Two more well-founded accounts of the "Gran Partita" join a dozen or so already on CD, clamoring for the attention of initiates. Despite the geographical distribution here, interpretive approaches converge markedly upon brisk tempos, securely internalized rhythmic emphases, and satisfying chordal balance. Jane Glover and her Londoners enjoy the benefits of a production making unusually appropriate use of CD potential: alternate takes of both minuets are supplied, so that one may choose to hear these movements with all their repeats, or, without taking special programming pains, have their more conventional partially repeated forms.

As for the rest, composers, no matter how they compose or what, seem to have a level of insight and of textural control denied to other kinds of musicians when they come to the podium. Gunther Schuller is no exception. He puts his expert New York players through their paces with vigor and poise, plumbing particular depths of feeling in the Adagio and Romanza. ASV and Arabesque share aural tastes in engineering, offering plenty of air but no conspicuous excess of resonance around the ensemble.

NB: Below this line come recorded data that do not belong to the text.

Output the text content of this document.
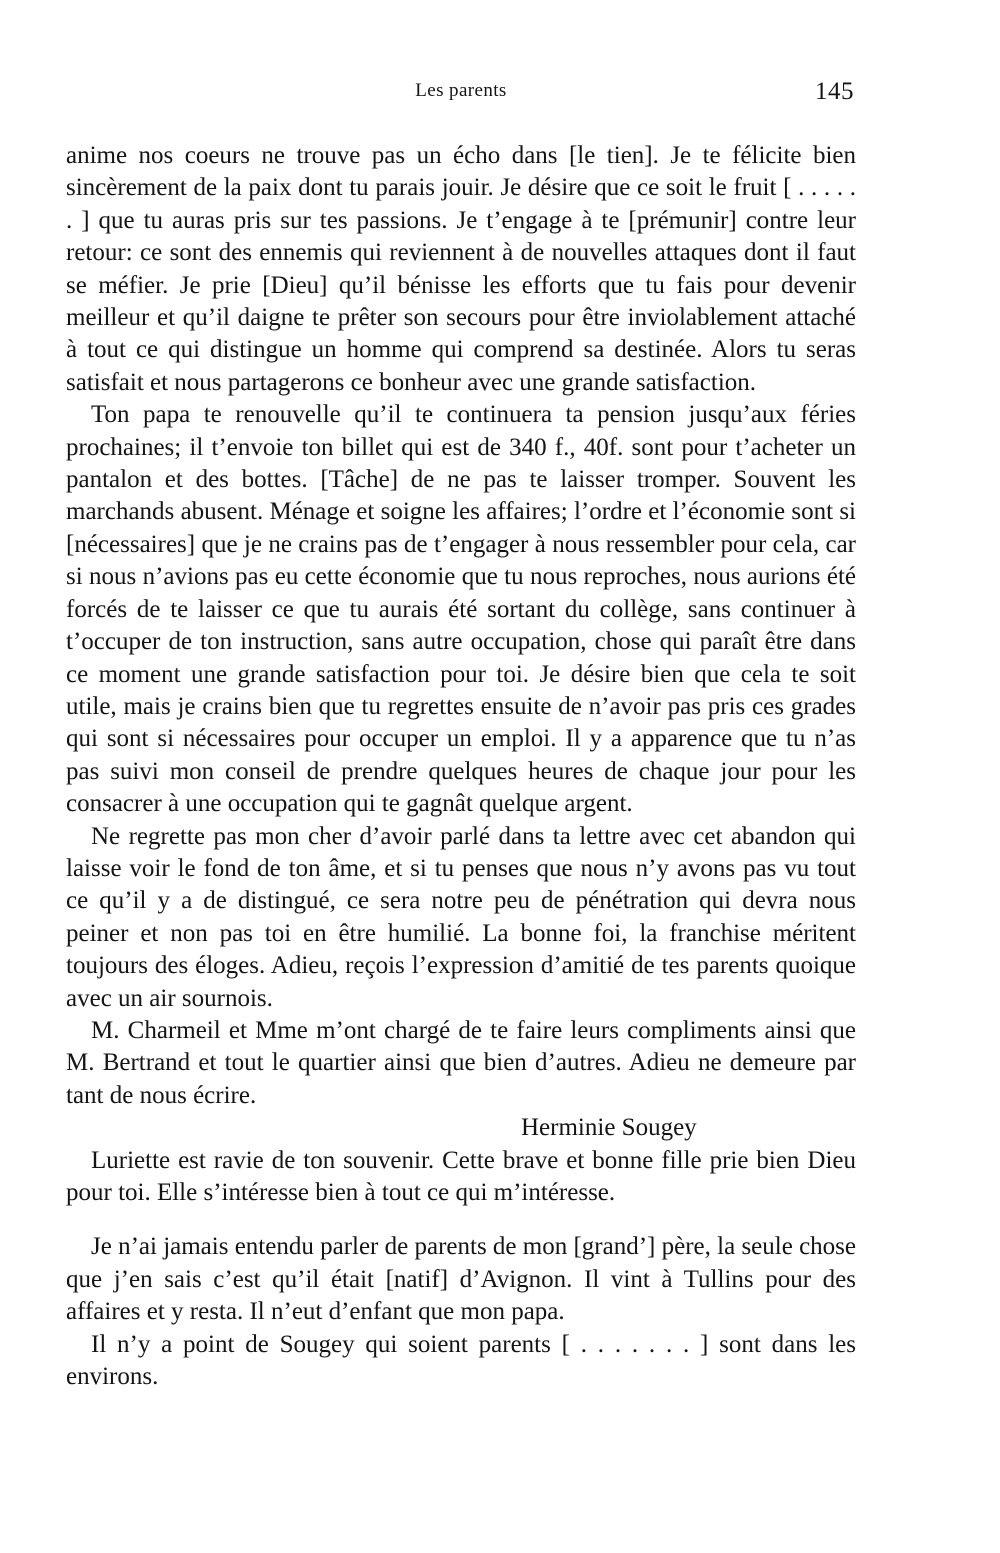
Les parents	145

anime nos coeurs ne trouve pas un écho dans [le tien]. Je te félicite bien sincèrement de la paix dont tu parais jouir. Je désire que ce soit le fruit [ . . . . . . ] que tu auras pris sur tes passions. Je t’engage à te [prémunir] contre leur retour: ce sont des ennemis qui reviennent à de nouvelles attaques dont il faut se méfier. Je prie [Dieu] qu’il bénisse les efforts que tu fais pour devenir meilleur et qu’il daigne te prêter son secours pour être inviolablement attaché à tout ce qui distingue un homme qui comprend sa destinée. Alors tu seras satisfait et nous partagerons ce bonheur avec une grande satisfaction.

Ton papa te renouvelle qu’il te continuera ta pension jusqu’aux féries prochaines; il t’envoie ton billet qui est de 340 f., 40f. sont pour t’acheter un pantalon et des bottes. [Tâche] de ne pas te laisser tromper. Souvent les marchands abusent. Ménage et soigne les affaires; l’ordre et l’économie sont si [nécessaires] que je ne crains pas de t’engager à nous ressembler pour cela, car si nous n’avions pas eu cette économie que tu nous reproches, nous aurions été forcés de te laisser ce que tu aurais été sortant du collège, sans continuer à t’occuper de ton instruction, sans autre occupation, chose qui paraît être dans ce moment une grande satisfaction pour toi. Je désire bien que cela te soit utile, mais je crains bien que tu regrettes ensuite de n’avoir pas pris ces grades qui sont si nécessaires pour occuper un emploi. Il y a apparence que tu n’as pas suivi mon conseil de prendre quelques heures de chaque jour pour les consacrer à une occupation qui te gagnât quelque argent.

Ne regrette pas mon cher d’avoir parlé dans ta lettre avec cet abandon qui laisse voir le fond de ton âme, et si tu penses que nous n’y avons pas vu tout ce qu’il y a de distingué, ce sera notre peu de pénétration qui devra nous peiner et non pas toi en être humilié. La bonne foi, la franchise méritent toujours des éloges. Adieu, reçois l’expression d’amitié de tes parents quoique avec un air sournois.

M. Charmeil et Mme m’ont chargé de te faire leurs compliments ainsi que M. Bertrand et tout le quartier ainsi que bien d’autres. Adieu ne demeure par tant de nous écrire.

Herminie Sougey

Luriette est ravie de ton souvenir. Cette brave et bonne fille prie bien Dieu pour toi. Elle s’intéresse bien à tout ce qui m’intéresse.

Je n’ai jamais entendu parler de parents de mon [grand’] père, la seule chose que j’en sais c’est qu’il était [natif] d’Avignon. Il vint à Tullins pour des affaires et y resta. Il n’eut d’enfant que mon papa.

Il n’y a point de Sougey qui soient parents [ . . . . . . . ] sont dans les environs.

I'm ambivalent about counting as an asset another performance of the Musical Joke, however deftly negotiated it may be--and Schuller's is deft indeed--for Mozart's exorcism in satire of his father's style doesn't bear repetition well. Both CDs join a select group of modern-instrument performances which maintain the highest technical level and show no signs of flagging in the stretch. It is really not productive to try to rate them further, against each other or against recordings by Orpheus Chamber Orchestra, by the Academy of St. Martin-in-the-Fields under Marriner, by a Marlboro group under Marcel Moyse, or by several period-instrument lots led by Octophorus. Any one of these discs offers worthy representation of the music, and the more of them one has and hears, the more illuminating each one becomes. Both CDs earn strongest recommendation.